Créée en 1786 au Burgtheater de Vienne, l'œuvre de Mozart est souvent représentée sans illustrer sa filiation avec Beaumarchais. C'est ici l'inverse avec une mise en scène qui met en évidence la lutte des classes intrinsèque à la pièce, qui assume son côté subversif. Sobre et efficace, la mise en scène d'Ivan Alexandre évite les effets de théâtre de boulevard et éclate avec un bonheur certain l'action sur trois zones : un petit théâtre aux espaces divisés par des tissus peints sur lesquels figurent des portes, les alentours de cette scène (autour et au dessous) et les coulisses où se maquillent les chanteurs, côté jardin pour les hommes et côté cour pour les dames.
A la tête des Musiciens du Louvre en très grande forme, Marc Minkowski livre une lecture somme toute assez classique mais d'une somptueuse beauté. Très attentif aux équilibres des masses de l'orchestre et aux équilibres avec la scène, Minkowski délivre un Mozart ironique, mordant, tendre aussi. A plusieurs reprises, les pages orchestrales sont bouleversantes. Sans oublier le continuo fluide et souvent ironique de Francesco Corti.

Mats Bäcker

En Figaro, Robert Gleadow se coule à merveille dans les intentions de la mise en scène et de la direction. Moqueur, revendicatif, agressif, un rien vulgaire, jaloux et rusé, son Figaro est un des meilleurs du temps. Sa prestation domine toute la représentation avec truculence et talent.

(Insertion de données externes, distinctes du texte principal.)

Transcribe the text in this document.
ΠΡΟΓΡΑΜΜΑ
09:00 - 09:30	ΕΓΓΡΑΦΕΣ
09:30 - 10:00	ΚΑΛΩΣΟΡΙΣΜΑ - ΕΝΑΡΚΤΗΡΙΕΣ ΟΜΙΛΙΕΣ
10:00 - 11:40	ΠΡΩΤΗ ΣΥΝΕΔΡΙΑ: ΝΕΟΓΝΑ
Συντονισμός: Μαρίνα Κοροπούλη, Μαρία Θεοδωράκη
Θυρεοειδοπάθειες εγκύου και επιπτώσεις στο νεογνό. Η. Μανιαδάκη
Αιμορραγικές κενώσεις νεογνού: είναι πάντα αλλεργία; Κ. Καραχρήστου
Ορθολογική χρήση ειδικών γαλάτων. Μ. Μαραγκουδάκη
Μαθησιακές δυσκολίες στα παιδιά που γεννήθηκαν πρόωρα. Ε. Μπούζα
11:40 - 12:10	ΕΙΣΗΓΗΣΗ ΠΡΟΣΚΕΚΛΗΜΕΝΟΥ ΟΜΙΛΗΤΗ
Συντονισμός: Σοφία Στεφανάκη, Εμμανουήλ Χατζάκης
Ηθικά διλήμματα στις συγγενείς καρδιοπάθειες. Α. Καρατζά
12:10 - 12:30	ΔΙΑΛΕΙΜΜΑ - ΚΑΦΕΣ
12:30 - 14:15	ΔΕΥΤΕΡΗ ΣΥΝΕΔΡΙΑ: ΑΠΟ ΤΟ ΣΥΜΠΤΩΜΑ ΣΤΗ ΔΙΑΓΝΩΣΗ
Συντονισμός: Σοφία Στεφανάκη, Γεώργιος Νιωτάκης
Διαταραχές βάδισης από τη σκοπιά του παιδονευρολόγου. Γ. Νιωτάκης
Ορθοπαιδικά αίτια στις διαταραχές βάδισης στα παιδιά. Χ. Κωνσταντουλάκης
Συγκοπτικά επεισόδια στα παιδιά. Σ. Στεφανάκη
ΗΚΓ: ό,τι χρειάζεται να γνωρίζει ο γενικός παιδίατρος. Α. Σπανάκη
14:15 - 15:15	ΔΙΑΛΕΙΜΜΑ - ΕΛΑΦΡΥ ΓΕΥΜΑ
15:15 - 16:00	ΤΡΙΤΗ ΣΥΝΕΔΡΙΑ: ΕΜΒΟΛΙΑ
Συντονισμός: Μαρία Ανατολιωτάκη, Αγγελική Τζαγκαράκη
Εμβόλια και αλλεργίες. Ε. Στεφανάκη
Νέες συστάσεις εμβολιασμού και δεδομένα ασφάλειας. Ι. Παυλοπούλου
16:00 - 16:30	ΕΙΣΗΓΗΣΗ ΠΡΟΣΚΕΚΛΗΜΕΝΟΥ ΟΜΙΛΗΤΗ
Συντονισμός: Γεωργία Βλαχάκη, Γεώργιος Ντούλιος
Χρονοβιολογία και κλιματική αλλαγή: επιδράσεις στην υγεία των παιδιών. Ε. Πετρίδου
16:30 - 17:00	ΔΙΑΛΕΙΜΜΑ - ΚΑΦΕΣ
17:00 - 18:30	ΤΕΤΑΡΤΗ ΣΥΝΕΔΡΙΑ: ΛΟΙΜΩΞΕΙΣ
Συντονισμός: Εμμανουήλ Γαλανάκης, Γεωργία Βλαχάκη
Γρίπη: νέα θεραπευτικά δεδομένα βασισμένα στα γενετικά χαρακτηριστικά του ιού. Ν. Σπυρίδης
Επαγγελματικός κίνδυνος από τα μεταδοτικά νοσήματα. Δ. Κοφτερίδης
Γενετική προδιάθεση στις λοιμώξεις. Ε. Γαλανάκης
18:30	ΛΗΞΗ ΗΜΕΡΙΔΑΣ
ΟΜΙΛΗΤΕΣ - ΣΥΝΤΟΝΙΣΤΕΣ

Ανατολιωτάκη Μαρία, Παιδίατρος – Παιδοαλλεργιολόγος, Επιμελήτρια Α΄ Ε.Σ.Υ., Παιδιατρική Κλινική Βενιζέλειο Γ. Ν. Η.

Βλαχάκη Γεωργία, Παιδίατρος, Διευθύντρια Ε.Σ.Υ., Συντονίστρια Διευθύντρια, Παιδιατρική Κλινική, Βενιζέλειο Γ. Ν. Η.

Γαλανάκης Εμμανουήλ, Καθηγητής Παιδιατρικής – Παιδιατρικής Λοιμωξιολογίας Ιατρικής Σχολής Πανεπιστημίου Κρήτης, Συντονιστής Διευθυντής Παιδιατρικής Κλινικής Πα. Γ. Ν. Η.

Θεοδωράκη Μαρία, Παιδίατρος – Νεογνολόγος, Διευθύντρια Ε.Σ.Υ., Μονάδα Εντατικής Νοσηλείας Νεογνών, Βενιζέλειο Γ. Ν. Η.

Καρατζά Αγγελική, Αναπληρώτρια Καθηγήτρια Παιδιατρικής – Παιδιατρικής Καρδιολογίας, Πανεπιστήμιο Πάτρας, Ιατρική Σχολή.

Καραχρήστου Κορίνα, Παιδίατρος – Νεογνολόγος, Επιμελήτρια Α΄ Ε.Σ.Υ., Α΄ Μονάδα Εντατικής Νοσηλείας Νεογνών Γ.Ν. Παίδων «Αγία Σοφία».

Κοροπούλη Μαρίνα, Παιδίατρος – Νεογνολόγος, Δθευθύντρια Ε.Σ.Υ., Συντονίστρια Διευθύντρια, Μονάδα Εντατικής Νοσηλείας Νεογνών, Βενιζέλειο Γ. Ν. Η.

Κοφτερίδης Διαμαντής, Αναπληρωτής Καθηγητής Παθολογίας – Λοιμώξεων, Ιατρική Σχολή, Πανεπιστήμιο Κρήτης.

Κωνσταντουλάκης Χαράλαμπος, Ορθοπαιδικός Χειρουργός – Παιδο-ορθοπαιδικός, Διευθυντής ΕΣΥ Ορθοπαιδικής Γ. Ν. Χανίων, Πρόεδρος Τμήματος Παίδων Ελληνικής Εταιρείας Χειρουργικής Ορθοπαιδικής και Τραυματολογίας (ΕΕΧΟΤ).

La voix est belle, le timbre chaud et profond, l'engagement théâtral constant.Dans le rôle du Comte Almaviva, Florian Sempey souffre de la comparaison avec Gleadow. La voix est belle, le style impeccable mais manque encore un peu de graves et le jeu est moins engagé, moins évident. Lenneke Ruiten (Susanna) et Ana Maria Labin (la Comtesse) sont décevantes. Le théâtre royal leur permet néanmoins de mettre en avant les qualités de voix de dimensions au demeurant modestes. Mais Lenneke Ruiten ne réussit guère, faute d'épaisseur et de médium, à sortir d'une Susana-soubrette très décalée par rapport au Figaro pré-révolutionnaire incarné par Gleadow. Ana Maria Lebin a une voix trop étroite pour la Comtesse et son timbre se colore de sons durs peu adaptés à ce rôle.
A l'inverse, le Cherubino d’Ingeborg Gillebo est très convaincant avec une voix ronde au timbre mat et sombre et un grand naturel dans un rôle de page adolescent très travaillé par ses hormones.... Anders J. Dahlin compose un Basilio et un Curzio de luxe, convaincants, drôles et irréprochables. Hannah Husáhr est une Barberine touchante et de haut niveau. A l'inverse le Bartolo/Antonio de Paolo Battaglia est un peu décevant du fait de graves un peu voilés. La Marcelline de Miriam Treichl est elle très convaincante et très à l'aise dans son rôle.
Au total, une belle soirée qui doit beaucoup à la très belle direction de Minkowski, à l'énergique lecture d'Ivan Alexandre et à la prestation dynamique et convaincue de Robert Gleadow.